Indígena isolado aponta arco e flecha Foto: Reprodução

Da reportagem de Tatiana Merlino no site Bocado.

Depois de uma manhã de chuva pesada na cidade de Lábrea, às 14h40 do dia 2 de fevereiro, um helicóptero da Força Aérea Brasileira levanta pouso no aeroporto da cidade do sul do Amazonas. Dentro dele, cinco funcionários do Distrito Sanitário Indígena (Dsei) e da Funai, e doses de vacina contra a Covid-19 para imunizar 231 pessoas. O rumo é a terra indígena Jamamadi, onde vivem 399 indígenas da etnia de mesmo nome. Ao pousar na aldeia, localizada à margem esquerda do rio Purus, os visitantes são recepcionados por indígenas portando arcos e flechas. E são obrigados a retornar.

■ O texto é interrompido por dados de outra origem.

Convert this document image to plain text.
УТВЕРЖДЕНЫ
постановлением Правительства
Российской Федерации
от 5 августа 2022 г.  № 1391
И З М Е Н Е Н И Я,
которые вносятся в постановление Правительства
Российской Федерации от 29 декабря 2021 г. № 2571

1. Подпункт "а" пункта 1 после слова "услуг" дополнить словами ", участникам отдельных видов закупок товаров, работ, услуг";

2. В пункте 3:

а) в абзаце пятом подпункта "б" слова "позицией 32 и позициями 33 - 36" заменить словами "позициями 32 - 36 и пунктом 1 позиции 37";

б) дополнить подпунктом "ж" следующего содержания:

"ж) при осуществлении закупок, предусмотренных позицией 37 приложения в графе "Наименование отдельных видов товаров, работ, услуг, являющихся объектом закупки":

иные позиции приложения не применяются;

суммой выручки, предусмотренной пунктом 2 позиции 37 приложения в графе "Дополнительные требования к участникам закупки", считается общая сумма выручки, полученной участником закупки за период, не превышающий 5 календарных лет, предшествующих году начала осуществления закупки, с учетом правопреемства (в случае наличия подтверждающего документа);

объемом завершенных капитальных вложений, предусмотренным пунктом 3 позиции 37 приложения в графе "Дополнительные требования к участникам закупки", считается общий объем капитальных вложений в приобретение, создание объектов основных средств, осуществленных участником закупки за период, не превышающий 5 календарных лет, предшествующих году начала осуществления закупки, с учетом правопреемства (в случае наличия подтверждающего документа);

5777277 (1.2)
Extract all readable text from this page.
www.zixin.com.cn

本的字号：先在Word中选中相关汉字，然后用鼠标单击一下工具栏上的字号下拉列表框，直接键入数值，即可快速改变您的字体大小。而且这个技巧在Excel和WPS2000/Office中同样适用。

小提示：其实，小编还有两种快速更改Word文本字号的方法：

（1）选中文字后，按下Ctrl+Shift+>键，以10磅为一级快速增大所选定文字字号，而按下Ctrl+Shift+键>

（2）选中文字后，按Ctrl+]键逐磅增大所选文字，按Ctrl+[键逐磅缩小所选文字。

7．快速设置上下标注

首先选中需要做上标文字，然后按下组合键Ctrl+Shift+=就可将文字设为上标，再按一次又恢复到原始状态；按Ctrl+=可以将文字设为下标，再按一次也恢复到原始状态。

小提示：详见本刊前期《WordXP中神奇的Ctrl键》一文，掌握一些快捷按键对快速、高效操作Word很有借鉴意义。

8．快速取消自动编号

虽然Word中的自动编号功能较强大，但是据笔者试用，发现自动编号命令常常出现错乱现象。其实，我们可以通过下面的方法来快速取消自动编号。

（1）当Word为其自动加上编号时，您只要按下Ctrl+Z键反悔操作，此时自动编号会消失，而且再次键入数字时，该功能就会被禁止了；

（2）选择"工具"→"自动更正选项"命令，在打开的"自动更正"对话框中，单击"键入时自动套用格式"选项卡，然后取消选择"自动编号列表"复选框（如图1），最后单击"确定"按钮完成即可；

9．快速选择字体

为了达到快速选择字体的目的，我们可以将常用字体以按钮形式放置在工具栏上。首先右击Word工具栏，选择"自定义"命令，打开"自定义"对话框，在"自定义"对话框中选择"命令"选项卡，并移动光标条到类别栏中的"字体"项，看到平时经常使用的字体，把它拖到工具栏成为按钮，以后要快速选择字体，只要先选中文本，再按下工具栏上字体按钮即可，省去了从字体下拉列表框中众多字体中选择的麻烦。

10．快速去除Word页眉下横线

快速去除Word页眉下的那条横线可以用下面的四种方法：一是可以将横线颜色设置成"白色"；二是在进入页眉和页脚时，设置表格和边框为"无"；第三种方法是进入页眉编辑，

O motivo da negativa em receber os funcionários do Dsei do Médio Rio Purus e as vacinas tem nome.  E é em inglês: Steve Campbell, um missionário norte-americano, da igreja Greene Baptist Church, antigo conhecido dos jamamadi e responsável por conflitos entre os indígenas e Funai e Sesai (Secretaria Especial de Saúde Indígena), segundo fontes entrevistadas pelo Bocado.

Desde que se iniciou o planejamento da vacinação dos jamamadi, eles afirmam que só aceitariam a entrada das equipes de saúde na aldeia caso Campbell participasse da ação, organizada pelo Dsei com apoio da Funai. A reportagem apurou que para conseguir entrar nas aldeias, com respaldo de Brasília, a Funai local teria negociado com o missionário e prometido aos indígenas que Campbell acompanharia a ação de vacinação, mas, após embates de última hora, a presença dele na equipe teria sido cancelada. Os índios se revoltaram e a situação se agravou.  “Está muito complicado, estamos vivendo num clima de tensão muito grande e os profissionais estão assustados”, afirma um funcionário que atua na região e que pediu para não ser identificado.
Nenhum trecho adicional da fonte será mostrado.